Fälschlicherweise erklärte sie, dass "die an der Kontrollstelle ›Galopprennbahn‹ befindlichen Personen nicht den Schutz des Grundrechtes auf Versammlungsfreiheit" genießen. Die MedienvertreterInnen vor Ort konnten jedoch diese Beschreibungen von drohenden Gewalttaten nicht bestätigen. Es kam auch an den beiden Blockadeorten im Verlauf dieser beiden Tage nicht zu Auseinandersetzungen zwischen Polizei und Demonstrierenden. Dennoch berichtete die Polizei in der Pressemitteilung 81:
"So waren nur einige wenige Angriffe von Gewalttätern auf eingesetzte Polizeibeamte, die durch konsequentes Vorgehen auch mit Einsatz von Wasserwerfern beendet wurden, zu verzeichnen."

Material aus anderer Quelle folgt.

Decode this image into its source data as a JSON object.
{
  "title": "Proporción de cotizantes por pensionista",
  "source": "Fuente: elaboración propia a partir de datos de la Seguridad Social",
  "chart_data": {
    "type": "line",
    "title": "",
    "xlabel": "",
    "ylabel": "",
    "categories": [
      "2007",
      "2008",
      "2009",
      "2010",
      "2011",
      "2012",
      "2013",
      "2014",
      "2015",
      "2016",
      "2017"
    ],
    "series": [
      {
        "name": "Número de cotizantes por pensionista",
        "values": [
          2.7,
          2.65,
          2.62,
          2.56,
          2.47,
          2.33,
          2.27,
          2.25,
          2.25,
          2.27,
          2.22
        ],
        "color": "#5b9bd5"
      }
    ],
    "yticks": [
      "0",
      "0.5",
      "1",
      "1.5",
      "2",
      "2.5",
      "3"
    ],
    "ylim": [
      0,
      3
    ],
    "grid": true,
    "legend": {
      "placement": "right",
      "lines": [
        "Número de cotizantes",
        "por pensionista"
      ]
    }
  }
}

Dass Wasserwerfer und auch Tränengas gegen diejenigen eingesetzt wurden, die nur über die Felder zum Zaun strebten, ohne die Polizei anzugreifen, wurde nicht mitgeteilt. Entgegen den Wahrnehmungen der Anwesenden wurde jedoch verbreitet, dass an der Galopprennbahn "Einsatzkräfte erneut mit Steinen beworfen" wurden.
Die Skepsis gegenüber solchen Polizeiberichten wurde verstärkt, als bekannt wurde, dass nachmittags an der Galopprennbahn eine Person als polizeilicher Spitzel verdächtigt und der Polizei übergeben worden war. Demonstrierende berichteten, eine kleine Gruppe von vier Personen, zu der dieser Spitzel gehörte, hätte zu Steinwürfen gegen die Polizei aufgefordert. 36 Stunden lang leugnete die Polizei, dass ein Beamter in szenetypischer Kleidung an den Blockaden beteiligt war. Erst am 8. Juni 2007 gab sie in der Pressemitteilung 90 zu, dass "innerhalb der Blockade vor der Kontrollstelle Galopprennbahn ein in Zivil eingesetzter Beamter aus der Hansestadt Bremen von anderen Blockadeteilnehmern" enttarnt wurde. Abgestritten wurde, dass der Zivilbeamte den Auftrag hatte, "andere Blockadeteilnehmer zur Begehung von Straftaten und Störungen" anzustiften. Es handelte sich um einen Bremer Polizeibeamten einer Beweissicherungs- und Festnahmeeinheit. Selbst dieser Einsatz wird zum "Bestandteil der Deeskalationsstrategie" erklärt, der "ausschließlich der beweiskräftigen Feststellung von Gewalttätern" diene.
Polizeiliche Berichte von "Säure" spritzenden Clowns, von "Autonomen", die Äpfel mit Rasierklingen und Nägeln gespickt hätten, um Polizeibeamte damit zu bewerfen, wurden von den Journalisten zunehmend genauer geprüft und konnten nicht bestätigt werden.
Diese Art polizeilicher Berichterstattung spielte jedoch trotz ihrer Widerlegung eine entscheidende Rolle beim Bundesverfassungsgericht. Dieses bestätigte das weitgehende Demonstrationsverbot - trotz Bedenken gegen die Allgemeinverfügung - gerade auch aufgrund der polizeilichen Falschdarstellungen und den Medienberichten von der Großdemonstration.